Başım Mert'in göğüsüne yaslı sıkıca sarılıyordum. Öyle bir sarılma ki sanki bir saniye bile bıraksam kaybolacakmış gibi, o da bana sıkıca sarılıyor ve belli aralıklarla saçımı okşuyor ve saçlarımın arasına buse konduruyordu.

 

"Ne olur rüya yada hayal olmasın." Bunu ara ara yapıyordum. En çok korktuğum şeydi çünki. Bazen içimden bazende sessizce kurduğum bu cümle rüya olmasından korktuğum için rabbime sürekli gerçek olmuş olsun diye dua ediyordum.

Fısıldıyarak Rabbime tüm kalbimle ettiğim duayı duymuş bana sarılı olan kolları dahada sıkılaşmıştı.

 

"Değil birtanem.
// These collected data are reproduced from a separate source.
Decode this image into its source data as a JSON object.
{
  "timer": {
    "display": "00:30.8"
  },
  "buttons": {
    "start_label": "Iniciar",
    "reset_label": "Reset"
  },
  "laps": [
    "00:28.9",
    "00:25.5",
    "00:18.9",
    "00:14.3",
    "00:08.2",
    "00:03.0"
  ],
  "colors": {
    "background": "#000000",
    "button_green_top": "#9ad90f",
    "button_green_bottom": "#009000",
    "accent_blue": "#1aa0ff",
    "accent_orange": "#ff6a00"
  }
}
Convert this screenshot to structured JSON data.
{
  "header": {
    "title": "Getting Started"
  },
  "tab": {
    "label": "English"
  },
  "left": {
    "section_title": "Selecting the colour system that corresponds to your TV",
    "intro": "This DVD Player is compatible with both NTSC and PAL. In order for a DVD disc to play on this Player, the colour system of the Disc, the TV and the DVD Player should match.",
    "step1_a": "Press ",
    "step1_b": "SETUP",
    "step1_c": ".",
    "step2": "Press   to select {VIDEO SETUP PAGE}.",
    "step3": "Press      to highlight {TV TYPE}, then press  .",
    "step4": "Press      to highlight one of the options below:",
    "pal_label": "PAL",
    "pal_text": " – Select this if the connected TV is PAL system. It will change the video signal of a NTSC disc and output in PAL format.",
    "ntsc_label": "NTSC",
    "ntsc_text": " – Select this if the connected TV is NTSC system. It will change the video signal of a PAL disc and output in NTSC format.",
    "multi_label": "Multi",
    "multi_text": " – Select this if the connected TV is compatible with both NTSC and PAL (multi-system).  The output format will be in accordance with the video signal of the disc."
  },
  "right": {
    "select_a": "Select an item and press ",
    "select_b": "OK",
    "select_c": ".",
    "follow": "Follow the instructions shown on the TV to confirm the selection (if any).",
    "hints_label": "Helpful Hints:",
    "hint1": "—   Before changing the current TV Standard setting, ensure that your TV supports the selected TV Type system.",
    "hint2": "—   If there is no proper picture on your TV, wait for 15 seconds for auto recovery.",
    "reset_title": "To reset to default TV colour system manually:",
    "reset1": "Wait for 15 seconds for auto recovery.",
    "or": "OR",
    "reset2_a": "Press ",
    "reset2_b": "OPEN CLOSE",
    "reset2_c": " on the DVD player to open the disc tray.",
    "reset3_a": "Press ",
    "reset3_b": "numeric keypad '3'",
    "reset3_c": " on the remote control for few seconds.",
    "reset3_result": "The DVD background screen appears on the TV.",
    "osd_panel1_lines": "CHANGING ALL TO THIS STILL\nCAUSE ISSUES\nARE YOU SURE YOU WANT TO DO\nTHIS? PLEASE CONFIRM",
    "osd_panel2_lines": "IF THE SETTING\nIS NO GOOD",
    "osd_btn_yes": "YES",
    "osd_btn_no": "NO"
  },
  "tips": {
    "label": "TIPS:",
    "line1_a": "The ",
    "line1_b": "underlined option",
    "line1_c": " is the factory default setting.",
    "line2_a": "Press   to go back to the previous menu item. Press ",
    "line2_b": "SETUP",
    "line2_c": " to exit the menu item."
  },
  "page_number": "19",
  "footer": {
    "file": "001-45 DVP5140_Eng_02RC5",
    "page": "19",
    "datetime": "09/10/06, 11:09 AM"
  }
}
Sana neler yaptılar bilmiyorum ama öğrenecek ve bunun hesabını soracam. Sinirden sert bir nefes aldı. "Başta o it herif Emre olmak üzere." Sesinde ki sinir hayal kırıklığı çok netti. Emre ne alakaydı?

 

Başımı kaldırıp o özlem duyduğum yüzüne baktım. Ömür boyu bıkmadan bakacağım tek yüz. İçimi rahatlatan içime huzur dolduran o yüz.

 

"Emre bana senin-" dedim ve daha sıkı sarıldım. "Sen öldün dediler. Senin siroz hastalığına yakalandığını ve öldüğünü söyledi bana Mert, ben ben o an orada ölmek istedim. Benden sonra kendini içkiye vurduğunu başka hiçbirşey yemediğini söyledi bana. Kan kustu dedi öldü dedi. Beni ararken ölmüşsün. Benim yüzümden. Bana o mektubu verdiler." Kaşları çatıldı. Haberi yoktu mektuptan. Bunu o bakışlarıyla anlamıştım.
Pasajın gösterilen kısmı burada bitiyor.